"Help me help my board" is a lament among association executives. The cry arises because few board members have extensive knowledge of governance. Instead they are guided by myths, stay in their comfort zone ("I won't say anything my first year") or they pattern themselves after board behaviors (right or wrong).

These are the pleas I hear as I plan board orientations:

Board members are missing meetings. Directors are trustees of the corporation. When meetings are called, they are expected to attend. Many bylaws allow for "excused absences," but those should be rarely used. It takes a team to be a great board, and absent members diminish effectiveness.

My board is reluctant to use the savings. Boards treat financial reserves sacredly, conserving funds for a "rainy day." Every time the board meets and does not use the savings for purposes that advance the mission and serve the members, they are in effect making a decision. Rely on policy to guide the board on the amount and use of savings. Consider allocating a percentage for "research and development." It is prudent to use reserves for technology investments, staffing needs and program development.

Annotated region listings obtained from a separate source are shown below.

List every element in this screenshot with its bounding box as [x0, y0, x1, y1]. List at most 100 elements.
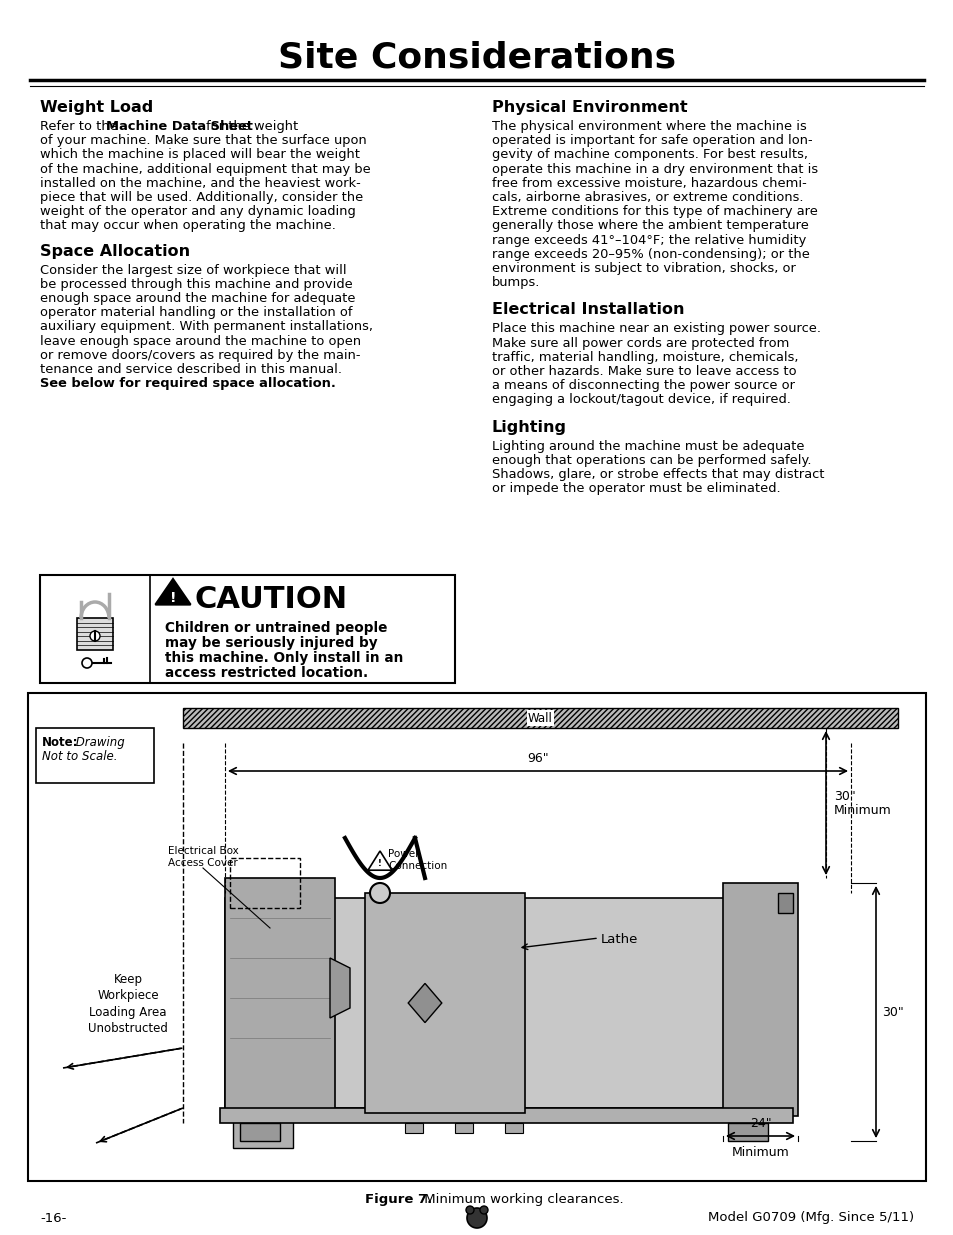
Text: Space Allocation: Space Allocation	[40, 243, 190, 258]
Text: Lighting around the machine must be adequate: Lighting around the machine must be adeq…	[492, 440, 803, 452]
Bar	[722, 883, 797, 1116]
Bar	[727, 1123, 767, 1141]
Bar	[230, 858, 299, 908]
Text: Lighting: Lighting	[492, 420, 566, 435]
Text: for the weight: for the weight	[202, 120, 298, 133]
Text: Consider the largest size of workpiece that will: Consider the largest size of workpiece t…	[40, 263, 346, 277]
Text: bumps.: bumps.	[492, 277, 539, 289]
Text: engaging a lockout/tagout device, if required.: engaging a lockout/tagout device, if req…	[492, 394, 790, 406]
Text: See below for required space allocation.: See below for required space allocation.	[40, 377, 335, 390]
Text: enough that operations can be performed safely.: enough that operations can be performed …	[492, 453, 811, 467]
Bar	[36, 727, 153, 783]
Circle shape	[90, 631, 100, 641]
Circle shape	[82, 658, 91, 668]
Text: !: !	[170, 592, 176, 605]
Text: cals, airborne abrasives, or extreme conditions.: cals, airborne abrasives, or extreme con…	[492, 191, 802, 204]
Text: Note:: Note:	[42, 736, 78, 748]
Bar	[504, 1123, 522, 1132]
Text: Minimum: Minimum	[731, 1146, 788, 1158]
Text: Children or untrained people: Children or untrained people	[165, 621, 387, 635]
Bar	[365, 893, 524, 1113]
Text: range exceeds 41°–104°F; the relative humidity: range exceeds 41°–104°F; the relative hu…	[492, 233, 805, 247]
Text: be processed through this machine and provide: be processed through this machine and pr…	[40, 278, 353, 290]
Text: 30": 30"	[882, 1005, 902, 1019]
Bar	[405, 1123, 422, 1132]
Text: Keep
Workpiece
Loading Area
Unobstructed: Keep Workpiece Loading Area Unobstructed	[88, 973, 168, 1035]
Text: environment is subject to vibration, shocks, or: environment is subject to vibration, sho…	[492, 262, 795, 275]
Text: -16-: -16-	[40, 1212, 67, 1224]
Bar	[77, 618, 112, 650]
Text: weight of the operator and any dynamic loading: weight of the operator and any dynamic l…	[40, 205, 355, 219]
Text: Shadows, glare, or strobe effects that may distract: Shadows, glare, or strobe effects that m…	[492, 468, 823, 480]
Text: 30": 30"	[833, 790, 855, 804]
Text: or other hazards. Make sure to leave access to: or other hazards. Make sure to leave acc…	[492, 366, 796, 378]
Polygon shape	[368, 851, 392, 871]
Text: gevity of machine components. For best results,: gevity of machine components. For best r…	[492, 148, 807, 162]
Text: Drawing: Drawing	[71, 736, 125, 748]
Text: auxiliary equipment. With permanent installations,: auxiliary equipment. With permanent inst…	[40, 320, 373, 333]
Polygon shape	[408, 983, 441, 1023]
Text: Site Considerations: Site Considerations	[277, 41, 676, 75]
Text: piece that will be used. Additionally, consider the: piece that will be used. Additionally, c…	[40, 191, 363, 204]
Text: operator material handling or the installation of: operator material handling or the instal…	[40, 306, 352, 319]
Bar	[183, 708, 897, 727]
Bar	[233, 1118, 293, 1149]
Text: Machine Data Sheet: Machine Data Sheet	[106, 120, 253, 133]
Text: free from excessive moisture, hazardous chemi-: free from excessive moisture, hazardous …	[492, 177, 806, 190]
Text: of your machine. Make sure that the surface upon: of your machine. Make sure that the surf…	[40, 135, 366, 147]
Text: Power
Connection: Power Connection	[388, 848, 447, 872]
Bar	[28, 693, 925, 1181]
Bar	[220, 1108, 792, 1123]
Text: 24": 24"	[749, 1116, 771, 1130]
Text: Minimum: Minimum	[833, 804, 891, 818]
Text: Physical Environment: Physical Environment	[492, 100, 687, 115]
Text: Refer to the: Refer to the	[40, 120, 122, 133]
Text: CAUTION: CAUTION	[194, 585, 348, 614]
Bar	[183, 708, 897, 727]
Text: this machine. Only install in an: this machine. Only install in an	[165, 651, 403, 664]
Text: Make sure all power cords are protected from: Make sure all power cords are protected …	[492, 337, 788, 350]
Bar	[455, 1123, 473, 1132]
Text: installed on the machine, and the heaviest work-: installed on the machine, and the heavie…	[40, 177, 360, 190]
Text: Lathe: Lathe	[600, 932, 638, 946]
Text: Not to Scale.: Not to Scale.	[42, 750, 117, 763]
Circle shape	[467, 1208, 486, 1228]
Text: operate this machine in a dry environment that is: operate this machine in a dry environmen…	[492, 163, 818, 175]
Text: which the machine is placed will bear the weight: which the machine is placed will bear th…	[40, 148, 359, 162]
Text: Place this machine near an existing power source.: Place this machine near an existing powe…	[492, 322, 821, 336]
Text: may be seriously injured by: may be seriously injured by	[165, 636, 377, 650]
Text: 96": 96"	[527, 752, 548, 764]
Text: !: !	[377, 860, 381, 868]
Text: that may occur when operating the machine.: that may occur when operating the machin…	[40, 220, 335, 232]
Text: Extreme conditions for this type of machinery are: Extreme conditions for this type of mach…	[492, 205, 817, 219]
Text: enough space around the machine for adequate: enough space around the machine for adeq…	[40, 291, 355, 305]
Circle shape	[479, 1207, 488, 1214]
Polygon shape	[155, 579, 191, 605]
Circle shape	[370, 883, 390, 903]
Text: of the machine, additional equipment that may be: of the machine, additional equipment tha…	[40, 163, 371, 175]
Text: range exceeds 20–95% (non-condensing); or the: range exceeds 20–95% (non-condensing); o…	[492, 248, 809, 261]
Text: Wall: Wall	[528, 711, 553, 725]
Text: The physical environment where the machine is: The physical environment where the machi…	[492, 120, 806, 133]
Text: tenance and service described in this manual.: tenance and service described in this ma…	[40, 363, 341, 375]
Polygon shape	[330, 958, 350, 1018]
Text: traffic, material handling, moisture, chemicals,: traffic, material handling, moisture, ch…	[492, 351, 798, 364]
Text: generally those where the ambient temperature: generally those where the ambient temper…	[492, 220, 808, 232]
Bar	[225, 878, 335, 1118]
Text: a means of disconnecting the power source or: a means of disconnecting the power sourc…	[492, 379, 794, 393]
Text: Model G0709 (Mfg. Since 5/11): Model G0709 (Mfg. Since 5/11)	[707, 1212, 913, 1224]
Bar	[40, 576, 455, 683]
Text: Minimum working clearances.: Minimum working clearances.	[419, 1193, 623, 1207]
Text: or remove doors/covers as required by the main-: or remove doors/covers as required by th…	[40, 348, 360, 362]
Text: leave enough space around the machine to open: leave enough space around the machine to…	[40, 335, 361, 347]
Text: Electrical Box
Access Cover: Electrical Box Access Cover	[168, 846, 238, 868]
Bar	[240, 1123, 280, 1141]
Circle shape	[465, 1207, 474, 1214]
Text: Electrical Installation: Electrical Installation	[492, 303, 684, 317]
Text: Weight Load: Weight Load	[40, 100, 153, 115]
Text: Figure 7.: Figure 7.	[365, 1193, 432, 1207]
Bar	[225, 898, 787, 1108]
Bar	[778, 893, 792, 913]
Text: access restricted location.: access restricted location.	[165, 666, 368, 680]
Text: or impede the operator must be eliminated.: or impede the operator must be eliminate…	[492, 482, 780, 495]
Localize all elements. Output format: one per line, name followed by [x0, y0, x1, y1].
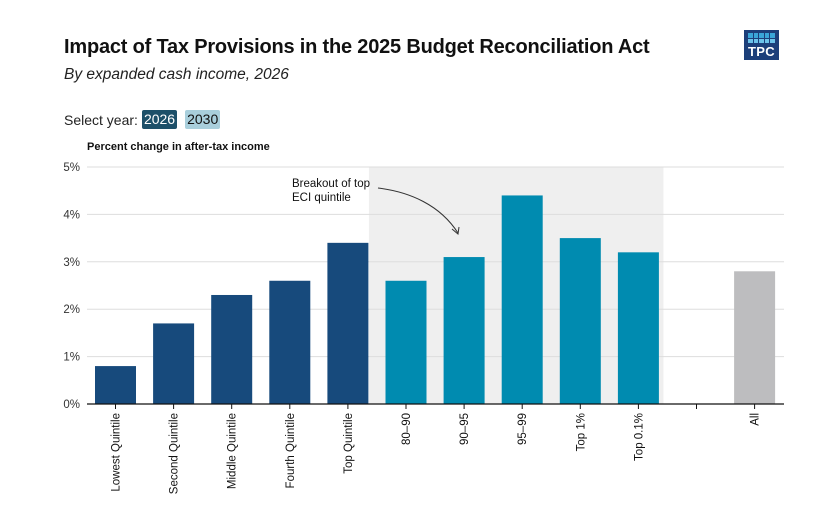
y-tick-label: 3% [63, 257, 80, 269]
x-tick-label: Lowest Quintile [111, 413, 123, 492]
x-tick-label: Second Quintile [169, 413, 181, 494]
year-button-2026[interactable]: 2026 [141, 110, 178, 129]
x-tick-label: Fourth Quintile [285, 413, 297, 488]
annotation-arrowhead-icon [451, 226, 460, 235]
y-tick-label: 5% [63, 162, 80, 174]
y-axis-title: Percent change in after-tax income [87, 141, 270, 153]
annotation-line-1: Breakout of top [292, 178, 370, 190]
bar [211, 294, 253, 404]
chart-subtitle: By expanded cash income, 2026 [64, 66, 289, 83]
bar [617, 252, 659, 404]
bar [269, 280, 311, 404]
bar [734, 271, 776, 404]
bar [153, 323, 195, 404]
x-tick-label: 80–90 [401, 413, 413, 445]
year-button-2030[interactable]: 2030 [185, 110, 221, 129]
x-tick-label: 90–95 [459, 413, 471, 445]
bar [443, 257, 485, 404]
logo-text: TPC [748, 44, 775, 59]
x-tick-label: Top 0.1% [633, 413, 645, 461]
y-tick-label: 2% [63, 304, 80, 316]
bar [501, 195, 543, 404]
tpc-logo: TPC [744, 30, 779, 60]
chart-title: Impact of Tax Provisions in the 2025 Bud… [64, 36, 650, 58]
bar [95, 366, 136, 404]
x-tick-label: 95–99 [517, 413, 529, 445]
bar [327, 242, 369, 404]
annotation-arrow [377, 187, 459, 234]
y-tick-label: 4% [63, 209, 80, 221]
logo-grid-icon [748, 33, 775, 43]
bar [385, 280, 427, 404]
y-tick-label: 0% [63, 399, 80, 411]
x-tick-label: Top Quintile [343, 413, 355, 474]
bar [559, 238, 601, 404]
y-tick-label: 1% [63, 352, 80, 364]
x-tick-label: All [750, 413, 762, 426]
x-tick-label: Top 1% [575, 413, 587, 451]
annotation-line-2: ECI quintile [292, 192, 351, 204]
year-selector-label: Select year: [64, 111, 138, 128]
year-selector: Select year: 2026 2030 [64, 110, 221, 129]
x-tick-label: Middle Quintile [227, 413, 239, 489]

Myths influence our board. The most common myths cited include, "We can't lobby or take positions," "We can't make money," or "All our records are open to the public." The best defense against myths is to cite the facts.

We use a consent agenda, but directors won't read in advance. It is said one must "read to lead." If reports are distributed in advance by email, board portal or through a consent agenda, directors are expected to read them. The chair should promote accountability in preparing for meetings.

They are not engaged. Signs of an engaged director are evidenced by preparation and an understanding of the strategic plan. Disengagement may be caused by too frequent meetings or the lack of a plan. Check recent meeting agendas to see if the discussions are substantive or a series of reports and updates. The minutes should reflect decisions that advance the mission and goals.

Directors have a problem thinking long term. Directors should focus on the future of the community they represent. It requires thinking beyond their terms of office. Though board terms average two or three years, one must think five to 10 years out. Continually scan the environment and position the organization to best serve and protect its members. Use the annual retreat for an environmental scan or invite a futurist to address the board.

Too few care about government relations. Most mission statements include an element of advocacy. U.S. law affords organizations the "right to petition government." Directors should embrace government relations rather than fearing politics.

Directors overshadow the committee chairs. A link between the board and committees is achieved by directors serving as liaisons. They act as communication conduits and champions for the committees. Too often a director will intimidate the committee chair and act as if he or she runs the meeting. Liaisons should serve as resources but not usurp the role of committee chairs.

Some directors are micromanaging me or staff members. The role of the board is to govern. Because many directors are effective company administrators they slip into the staff's role of management. Directors must understand that the board governs and the staff manages.

Directors make a motion for every action. Motions document important decisions. Most board actions are guided by existing policies and budget, thus not requiring ratification. More substantive issues deserve board attention. Motions demonstrate that issues are vetted, consensus reached and due diligence conducted.

Directors think the staff works for them. The board has a direct relationship with the executive director, attorney and accountant. Their relationship with staff should be professional and cordial but they do not have authority to instruct, evaluate or comment on job performance. Staff works under the supervision of the executive director.

The budget drives the board more than the strategic plan. A strategic plan sets the direction for several years. Goals are areas in which the board has committed resources. The strategic plan should primarily guide the board, not the budget. Be sure the plan and budget are in sync.

Help directors understand their roles with an orientation and counsel from legal and accounting professionals.